Find all pairs $(p, q)$ of prime numbers satisfying \[ p^3+7q=q^9+5p^2+18p. \]
Problem
Source: Turkey JBMO TST 2016 P7
Tags: number theory, prime numbers
23.05.2016 02:06
There isn't any solution ! We can take $\pmod 3$, which gives us $p\equiv 2\pmod 3$ after trying $p=3k+2,k\in \mathbb{R^{+}}$ , we found $7>q^8$ which is contradiction! Am ı wrong ?
23.05.2016 02:11
$p=29, q=3$ is a solution.
23.05.2016 02:19
Here is some partial progress? We have $p(p^2-5p-18)=q(q^8-7).$
^This may seem kind of all over the place oops.
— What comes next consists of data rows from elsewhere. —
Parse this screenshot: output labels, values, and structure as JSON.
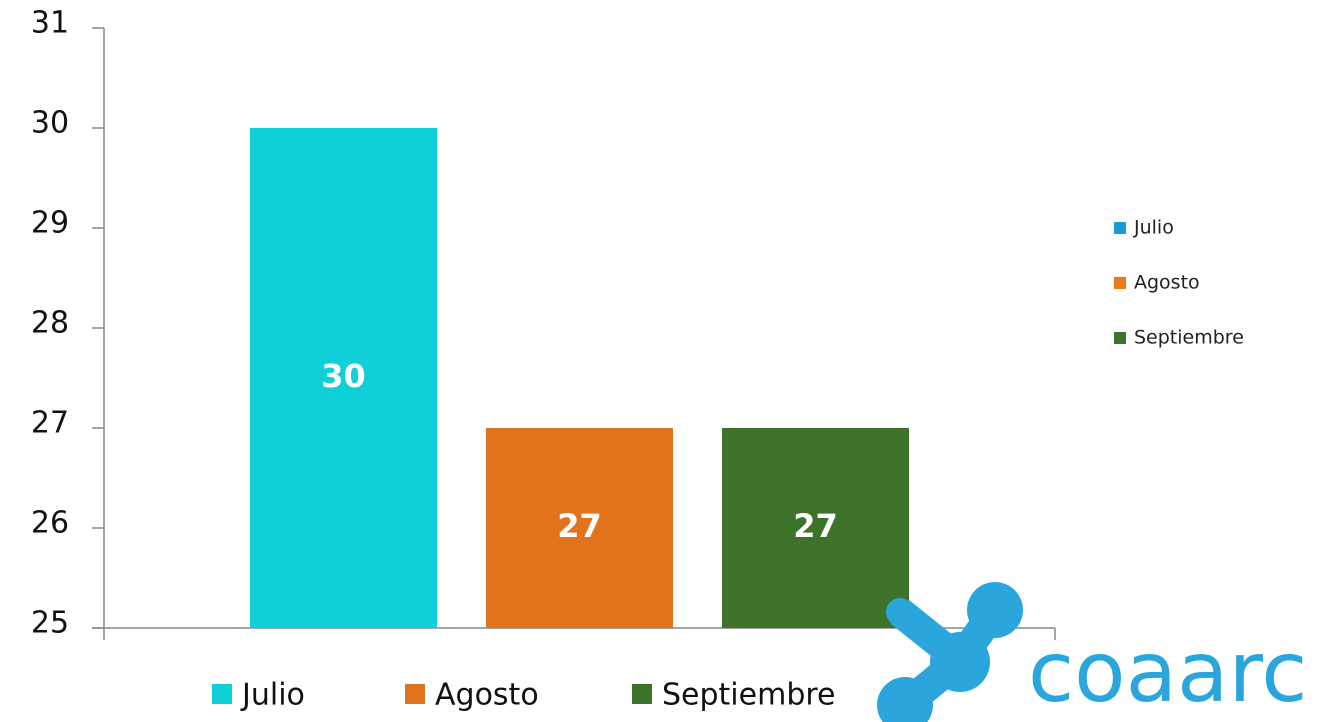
{
  "chart_data": {
    "type": "bar",
    "categories": [
      null
    ],
    "series": [
      {
        "name": "Julio",
        "color": "#0fd0d8",
        "values": [
          30
        ]
      },
      {
        "name": "Agosto",
        "color": "#e0731b",
        "values": [
          27
        ]
      },
      {
        "name": "Septiembre",
        "color": "#3d7229",
        "values": [
          27
        ]
      }
    ],
    "side_legend_colors": [
      "#1a9ad6",
      "#f07a1a",
      "#3d7229"
    ],
    "ylim": [
      25,
      31
    ],
    "yticks": [
      25,
      26,
      27,
      28,
      29,
      30,
      31
    ],
    "grid": false,
    "logo_text": "coaarc"
  }
}
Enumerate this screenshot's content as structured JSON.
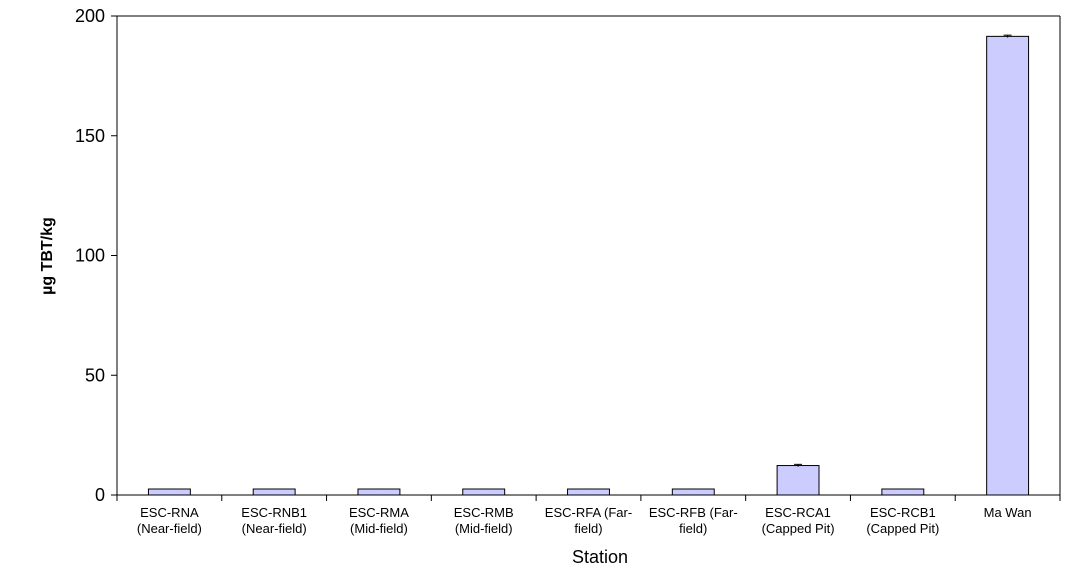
{
  "chart_data": {
    "type": "bar",
    "title": "",
    "xlabel": "Station",
    "ylabel": "µg TBT/kg",
    "ylim": [
      0,
      200
    ],
    "yticks": [
      0,
      50,
      100,
      150,
      200
    ],
    "grid": false,
    "legend": "none",
    "categories": [
      [
        "ESC-RNA",
        "(Near-field)"
      ],
      [
        "ESC-RNB1",
        "(Near-field)"
      ],
      [
        "ESC-RMA",
        "(Mid-field)"
      ],
      [
        "ESC-RMB",
        "(Mid-field)"
      ],
      [
        "ESC-RFA (Far-",
        "field)"
      ],
      [
        "ESC-RFB (Far-",
        "field)"
      ],
      [
        "ESC-RCA1",
        "(Capped Pit)"
      ],
      [
        "ESC-RCB1",
        "(Capped Pit)"
      ],
      [
        "Ma Wan",
        ""
      ]
    ],
    "values": [
      2.5,
      2.5,
      2.5,
      2.5,
      2.5,
      2.5,
      12.3,
      2.5,
      191.5
    ],
    "errors": [
      0,
      0,
      0,
      0,
      0,
      0,
      0.5,
      0,
      0.5
    ],
    "colors": {
      "bar_fill": "#ccccff",
      "bar_stroke": "#000000",
      "axis": "#000000"
    }
  }
}
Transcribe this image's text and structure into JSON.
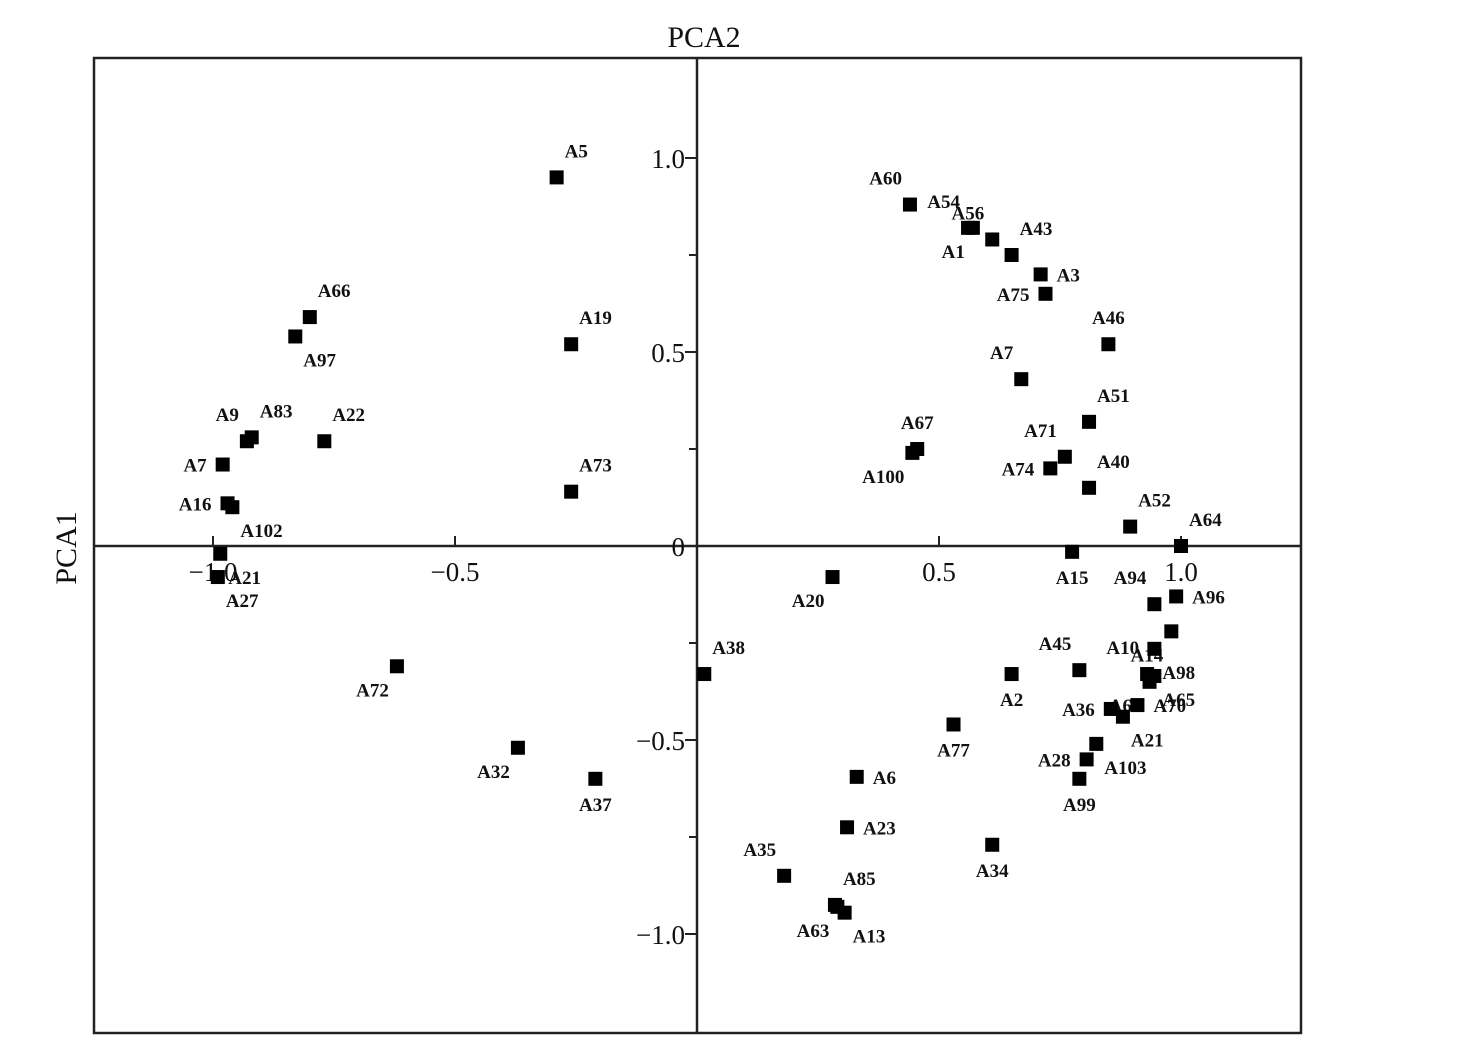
{
  "chart_data": {
    "type": "scatter",
    "xlabel": "PCA2",
    "ylabel": "PCA1",
    "xlim": [
      -1.25,
      1.25
    ],
    "ylim": [
      -1.25,
      1.25
    ],
    "x_ticks": [
      {
        "value": -1.0,
        "label": "−1.0"
      },
      {
        "value": -0.5,
        "label": "−0.5"
      },
      {
        "value": 0.5,
        "label": "0.5"
      },
      {
        "value": 1.0,
        "label": "1.0"
      }
    ],
    "y_ticks": [
      {
        "value": 1.0,
        "label": "1.0"
      },
      {
        "value": 0.5,
        "label": "0.5"
      },
      {
        "value": 0,
        "label": "0"
      },
      {
        "value": -0.5,
        "label": "−0.5"
      },
      {
        "value": -1.0,
        "label": "−1.0"
      }
    ],
    "grid": false,
    "legend": "none",
    "marker": "square",
    "marker_color": "#000000",
    "points": [
      {
        "label": "A5",
        "x": -0.29,
        "y": 0.95,
        "lpos": "tr"
      },
      {
        "label": "A19",
        "x": -0.26,
        "y": 0.52,
        "lpos": "tr"
      },
      {
        "label": "A73",
        "x": -0.26,
        "y": 0.14,
        "lpos": "tr"
      },
      {
        "label": "A66",
        "x": -0.8,
        "y": 0.59,
        "lpos": "tr"
      },
      {
        "label": "A97",
        "x": -0.83,
        "y": 0.54,
        "lpos": "br"
      },
      {
        "label": "A83",
        "x": -0.92,
        "y": 0.28,
        "lpos": "tr"
      },
      {
        "label": "A9",
        "x": -0.93,
        "y": 0.27,
        "lpos": "tl"
      },
      {
        "label": "A22",
        "x": -0.77,
        "y": 0.27,
        "lpos": "tr"
      },
      {
        "label": "A7",
        "x": -0.98,
        "y": 0.21,
        "lpos": "l"
      },
      {
        "label": "A16",
        "x": -0.97,
        "y": 0.11,
        "lpos": "l"
      },
      {
        "label": "A102",
        "x": -0.96,
        "y": 0.1,
        "lpos": "br"
      },
      {
        "label": "A21",
        "x": -0.985,
        "y": -0.02,
        "lpos": "br"
      },
      {
        "label": "A27",
        "x": -0.99,
        "y": -0.08,
        "lpos": "br"
      },
      {
        "label": "A72",
        "x": -0.62,
        "y": -0.31,
        "lpos": "bl"
      },
      {
        "label": "A32",
        "x": -0.37,
        "y": -0.52,
        "lpos": "bl"
      },
      {
        "label": "A37",
        "x": -0.21,
        "y": -0.6,
        "lpos": "b"
      },
      {
        "label": "A38",
        "x": 0.015,
        "y": -0.33,
        "lpos": "tr"
      },
      {
        "label": "A20",
        "x": 0.28,
        "y": -0.08,
        "lpos": "bl"
      },
      {
        "label": "A60",
        "x": 0.44,
        "y": 0.88,
        "lpos": "tl"
      },
      {
        "label": "A54",
        "x": 0.56,
        "y": 0.82,
        "lpos": "tl"
      },
      {
        "label": "A1",
        "x": 0.57,
        "y": 0.82,
        "lpos": "bl"
      },
      {
        "label": "A56",
        "x": 0.61,
        "y": 0.79,
        "lpos": "tl"
      },
      {
        "label": "A43",
        "x": 0.65,
        "y": 0.75,
        "lpos": "tr"
      },
      {
        "label": "A3",
        "x": 0.71,
        "y": 0.7,
        "lpos": "r"
      },
      {
        "label": "A75",
        "x": 0.72,
        "y": 0.65,
        "lpos": "l"
      },
      {
        "label": "A46",
        "x": 0.85,
        "y": 0.52,
        "lpos": "t"
      },
      {
        "label": "A7",
        "x": 0.67,
        "y": 0.43,
        "lpos": "tl"
      },
      {
        "label": "A51",
        "x": 0.81,
        "y": 0.32,
        "lpos": "tr"
      },
      {
        "label": "A67",
        "x": 0.455,
        "y": 0.25,
        "lpos": "t"
      },
      {
        "label": "A100",
        "x": 0.445,
        "y": 0.24,
        "lpos": "bl"
      },
      {
        "label": "A71",
        "x": 0.76,
        "y": 0.23,
        "lpos": "tl"
      },
      {
        "label": "A74",
        "x": 0.73,
        "y": 0.2,
        "lpos": "l"
      },
      {
        "label": "A40",
        "x": 0.81,
        "y": 0.15,
        "lpos": "tr"
      },
      {
        "label": "A52",
        "x": 0.895,
        "y": 0.05,
        "lpos": "tr"
      },
      {
        "label": "A64",
        "x": 1.0,
        "y": 0.0,
        "lpos": "tr"
      },
      {
        "label": "A15",
        "x": 0.775,
        "y": -0.015,
        "lpos": "b"
      },
      {
        "label": "A94",
        "x": 0.945,
        "y": -0.15,
        "lpos": "tl"
      },
      {
        "label": "A96",
        "x": 0.99,
        "y": -0.13,
        "lpos": "r"
      },
      {
        "label": "A14",
        "x": 0.98,
        "y": -0.22,
        "lpos": "bl"
      },
      {
        "label": "A98",
        "x": 0.945,
        "y": -0.265,
        "lpos": "br"
      },
      {
        "label": "A45",
        "x": 0.79,
        "y": -0.32,
        "lpos": "tl"
      },
      {
        "label": "A10",
        "x": 0.93,
        "y": -0.33,
        "lpos": "tl"
      },
      {
        "label": "A65",
        "x": 0.945,
        "y": -0.335,
        "lpos": "br"
      },
      {
        "label": "A2",
        "x": 0.65,
        "y": -0.33,
        "lpos": "b"
      },
      {
        "label": "A68",
        "x": 0.935,
        "y": -0.35,
        "lpos": "bl"
      },
      {
        "label": "A70",
        "x": 0.91,
        "y": -0.41,
        "lpos": "r"
      },
      {
        "label": "A36",
        "x": 0.855,
        "y": -0.42,
        "lpos": "l"
      },
      {
        "label": "A21",
        "x": 0.88,
        "y": -0.44,
        "lpos": "br"
      },
      {
        "label": "A77",
        "x": 0.53,
        "y": -0.46,
        "lpos": "b"
      },
      {
        "label": "A103",
        "x": 0.825,
        "y": -0.51,
        "lpos": "br"
      },
      {
        "label": "A28",
        "x": 0.805,
        "y": -0.55,
        "lpos": "l"
      },
      {
        "label": "A99",
        "x": 0.79,
        "y": -0.6,
        "lpos": "b"
      },
      {
        "label": "A6",
        "x": 0.33,
        "y": -0.595,
        "lpos": "r"
      },
      {
        "label": "A23",
        "x": 0.31,
        "y": -0.725,
        "lpos": "r"
      },
      {
        "label": "A34",
        "x": 0.61,
        "y": -0.77,
        "lpos": "b"
      },
      {
        "label": "A35",
        "x": 0.18,
        "y": -0.85,
        "lpos": "tl"
      },
      {
        "label": "A85",
        "x": 0.285,
        "y": -0.925,
        "lpos": "tr"
      },
      {
        "label": "A63",
        "x": 0.29,
        "y": -0.93,
        "lpos": "bl"
      },
      {
        "label": "A13",
        "x": 0.305,
        "y": -0.945,
        "lpos": "br"
      }
    ]
  }
}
The goal is to prove no remaining solns $p,q>3.$
23.05.2016 04:10
this one is just an exercise in bounding...
21.07.2016 18:07
Quote: Take mod 9 and using $q^9 \equiv q \mod 9$ by Fermat I think that you made mistake while using Fermat here,because we use Fermat with primes,and I'm absolutely sure that 9 is not a prime number.
26.10.2016 23:04
If I'm not wrong, I think the statement is true given the fact that gcd(q,9)=1 since q is a prime other than 3
27.10.2016 03:16
19.04.2024 23:44
Answer: $(p,q)=(29,3)$ Proof: \[n=p^3-5p^2-18p=q^9-7q\]When $q=2$, we have $p^3-5p^2-18p=498\implies p|498\implies p\in\{2,3,83\}$ which gives no solution. When $q=3$, we have $p^3-5p^2-18p=19662\implies p\in\{2,3,29,113\} \implies p=29\implies \boxed{(29,3)}$ When $q\geq 5,$ we have $p\geq 31$ thus \[(p-2)^3<n<(p-1)^3\iff p^2-30p+8>0,\ 2p^2+21p-1>0\]\[(q^3-1)^3<n<(q^3)^3\iff 3q^6-3q^3-7q+1>0,\ 7q>0\]Hence $q^3=p-1$ which gives a contradiction because of $(mod \ 2)$.